REPUBLIQUE FRANCAISE
COUR D’APPEL DE PAPEETE
Chambre Civile
Audience du 29 août 2019
RG 18/00213 ;
Décision déférée à la Cour : jugement n° 46, rg n° 16/00119 de la Commission d’Indemnisation des Victime d’Infractions du Tribunal Civil de Première Instance de Papeete du 30 avril 2018 ;
Sur appel formé par requête déposée et enregistrée au greffe de la Cour d’appel le 27 juin 2018 ;
Appelant :
Le Fonds de Garantie des Victimes des Actes de Terrorisme et d’autres Infractions, dont le siège social est sis […], représenté par son directeur général, domicilié audit siège ;
Ayant pour avocat la Selarl Jurispol, représentée par Me Temanava BAMBRIDGE-BABIN, avocat au barreau de Papeete ;
Intimés :
Madame E F G, veuve X, née le […] à Afaahiti, de nationalité française, demeurant à […] côté montagne (mère de la victime) ;
Monsieur B J G, né le […] à Fare, de nationalité française, demeurant à […]grand-père de la victime) ;
Madame E K X, née le […] à Y, de nationalité française, demeurant à […]soeur de la victime) ;
Madame H L G, née le […] à Y, de nationalité française, demeurant à […], (tante de la victime) ;
Madame M N G, née le […] à Y, décédée le […] à […] de la victime) ;
Madame O P Q G, née le […] à Y, de nationalité française, demeurant à […] de la victime) ;
Ayant pour avocat la Selarl Fenuavocat, représentée par Me Vincent DUBOIS, avocat au barreau de Papeete ;
Ordonnance de clôture du 17 mai 2019 ;
Composition de la Cour :
La cause a été débattue et plaidée en audience non publique du 13 juin 2019, devant M. RIPOLL, conseiller faisant fonction de président, Mme Z et M. GELPI, conseillers, qui ont délibéré conformément à la loi ;
Greffier lors des débats : Mme SUHAS-TEVERO ;
Arrêt contradictoire ;
Prononcé non publiquement par mise à disposition de l’arrêt au greffe de la Cour, les parties en ayant été préalablement avisées dans les conditions prévues au deuxième alinéa de l’article 264 du code de procédure civile de Polynésie française ;
Signé par M. RIPOLL, président et par Mme SUHAS-TEVERO, greffier, à laquelle la minute de la décision a été remise par le magistrat signataire.
A R R E T,
RAPPEL DES FAITS ET DE LA PROCÉDURE :
Dans la soirée du 5 juillet 2014, une altercation est survenue entre M. B X et M. C D, au cours de laquelle ce dernier a porté à M. X plusieurs coups de couteau. Transporté à l’hôpital par sa famille, B X y est décédé le 6 juillet 2014 à 0 h 40.

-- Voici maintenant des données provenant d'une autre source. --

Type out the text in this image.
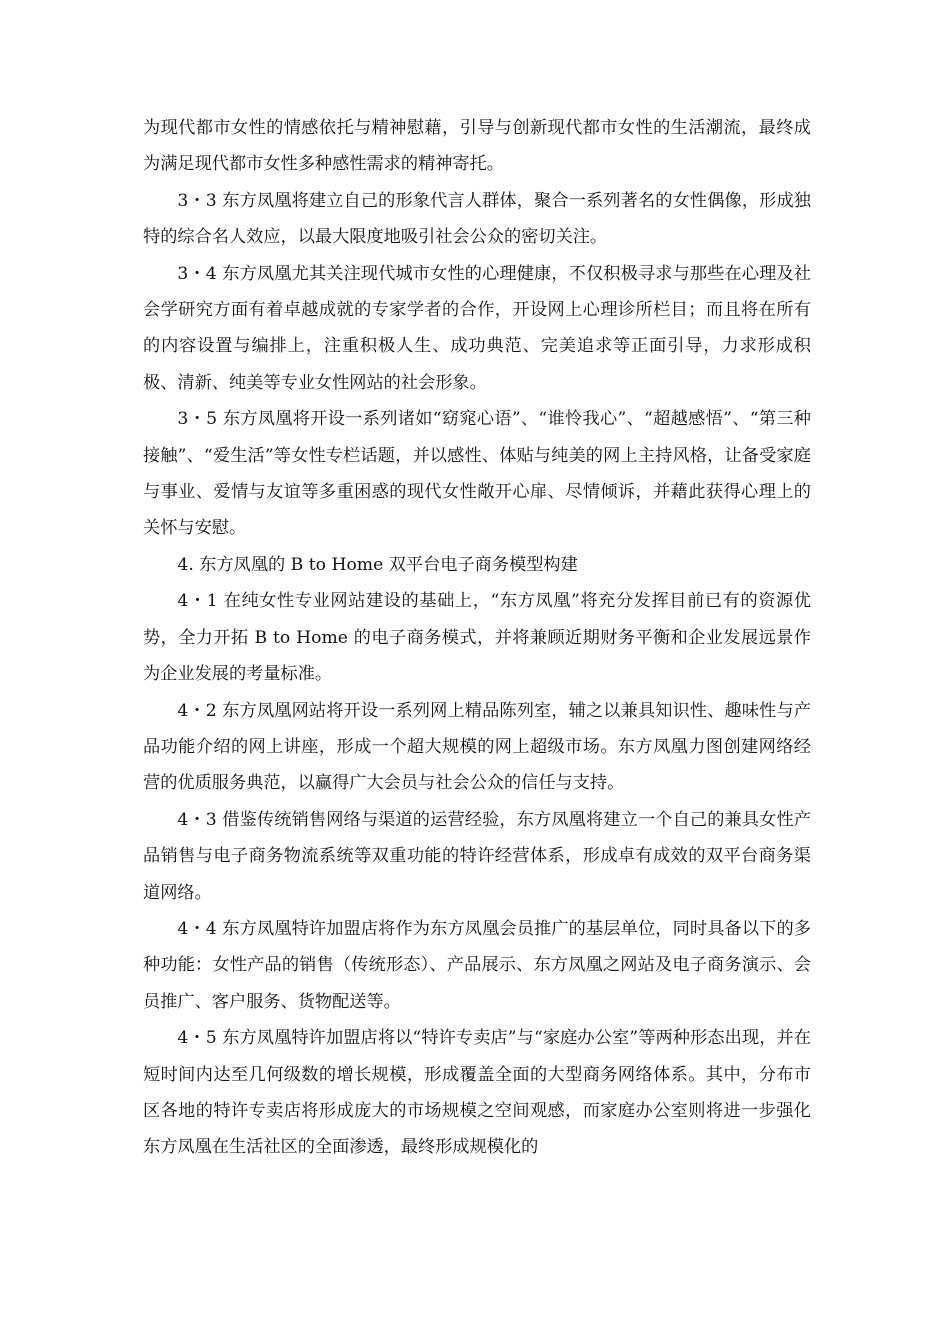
为现代都市女性的情感依托与精神慰藉，引导与创新现代都市女性的生活潮流，最终成为满足现代都市女性多种感性需求的精神寄托。

3・3 东方凤凰将建立自己的形象代言人群体，聚合一系列著名的女性偶像，形成独特的综合名人效应，以最大限度地吸引社会公众的密切关注。

3・4 东方凤凰尤其关注现代城市女性的心理健康，不仅积极寻求与那些在心理及社会学研究方面有着卓越成就的专家学者的合作，开设网上心理诊所栏目；而且将在所有的内容设置与编排上，注重积极人生、成功典范、完美追求等正面引导，力求形成积极、清新、纯美等专业女性网站的社会形象。

3・5 东方凤凰将开设一系列诸如“窈窕心语”、“谁怜我心”、“超越感悟”、“第三种接触”、“爱生活”等女性专栏话题，并以感性、体贴与纯美的网上主持风格，让备受家庭与事业、爱情与友谊等多重困惑的现代女性敞开心扉、尽情倾诉，并藉此获得心理上的关怀与安慰。

4. 东方凤凰的 B to Home 双平台电子商务模型构建

4・1 在纯女性专业网站建设的基础上，“东方凤凰”将充分发挥目前已有的资源优势，全力开拓 B to Home 的电子商务模式，并将兼顾近期财务平衡和企业发展远景作为企业发展的考量标准。

4・2 东方凤凰网站将开设一系列网上精品陈列室，辅之以兼具知识性、趣味性与产品功能介绍的网上讲座，形成一个超大规模的网上超级市场。东方凤凰力图创建网络经营的优质服务典范，以赢得广大会员与社会公众的信任与支持。

4・3 借鉴传统销售网络与渠道的运营经验，东方凤凰将建立一个自己的兼具女性产品销售与电子商务物流系统等双重功能的特许经营体系，形成卓有成效的双平台商务渠道网络。

4・4 东方凤凰特许加盟店将作为东方凤凰会员推广的基层单位，同时具备以下的多种功能：女性产品的销售（传统形态）、产品展示、东方凤凰之网站及电子商务演示、会员推广、客户服务、货物配送等。

4・5 东方凤凰特许加盟店将以“特许专卖店”与“家庭办公室”等两种形态出现，并在短时间内达至几何级数的增长规模，形成覆盖全面的大型商务网络体系。其中，分布市区各地的特许专卖店将形成庞大的市场规模之空间观感，而家庭办公室则将进一步强化东方凤凰在生活社区的全面渗透，最终形成规模化的
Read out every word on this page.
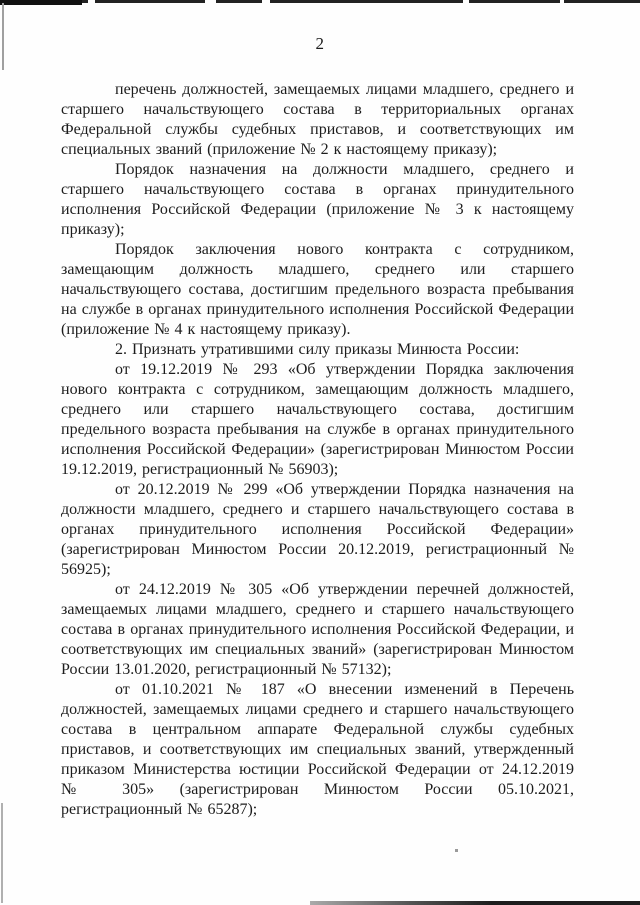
2

перечень должностей, замещаемых лицами младшего, среднего и старшего начальствующего состава в территориальных органах Федеральной службы судебных приставов, и соответствующих им специальных званий (приложение № 2 к настоящему приказу);

Порядок назначения на должности младшего, среднего и старшего начальствующего состава в органах принудительного исполнения Российской Федерации (приложение № 3 к настоящему приказу);

Порядок заключения нового контракта с сотрудником, замещающим должность младшего, среднего или старшего начальствующего состава, достигшим предельного возраста пребывания на службе в органах принудительного исполнения Российской Федерации (приложение № 4 к настоящему приказу).

2. Признать утратившими силу приказы Минюста России:

от 19.12.2019 № 293 «Об утверждении Порядка заключения нового контракта с сотрудником, замещающим должность младшего, среднего или старшего начальствующего состава, достигшим предельного возраста пребывания на службе в органах принудительного исполнения Российской Федерации» (зарегистрирован Минюстом России 19.12.2019, регистрационный № 56903);

от 20.12.2019 № 299 «Об утверждении Порядка назначения на должности младшего, среднего и старшего начальствующего состава в органах принудительного исполнения Российской Федерации» (зарегистрирован Минюстом России 20.12.2019, регистрационный № 56925);

от 24.12.2019 № 305 «Об утверждении перечней должностей, замещаемых лицами младшего, среднего и старшего начальствующего состава в органах принудительного исполнения Российской Федерации, и соответствующих им специальных званий» (зарегистрирован Минюстом России 13.01.2020, регистрационный № 57132);

от 01.10.2021 № 187 «О внесении изменений в Перечень должностей, замещаемых лицами среднего и старшего начальствующего состава в центральном аппарате Федеральной службы судебных приставов, и соответствующих им специальных званий, утвержденный приказом Министерства юстиции Российской Федерации от 24.12.2019 № 305» (зарегистрирован Минюстом России 05.10.2021, регистрационный № 65287);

Par arrêt du 30 novembre 2016, la Cour d’Assises de Polynésie française a jugé que B X avait été victime de la part de C D de faits de violences volontaires ayant entraîné sa mort sans intention de la donner, avec usage ou menace d’une arme (couteau), dans la nuit du 5 au 6 juillet 2014 à TAUTIRA.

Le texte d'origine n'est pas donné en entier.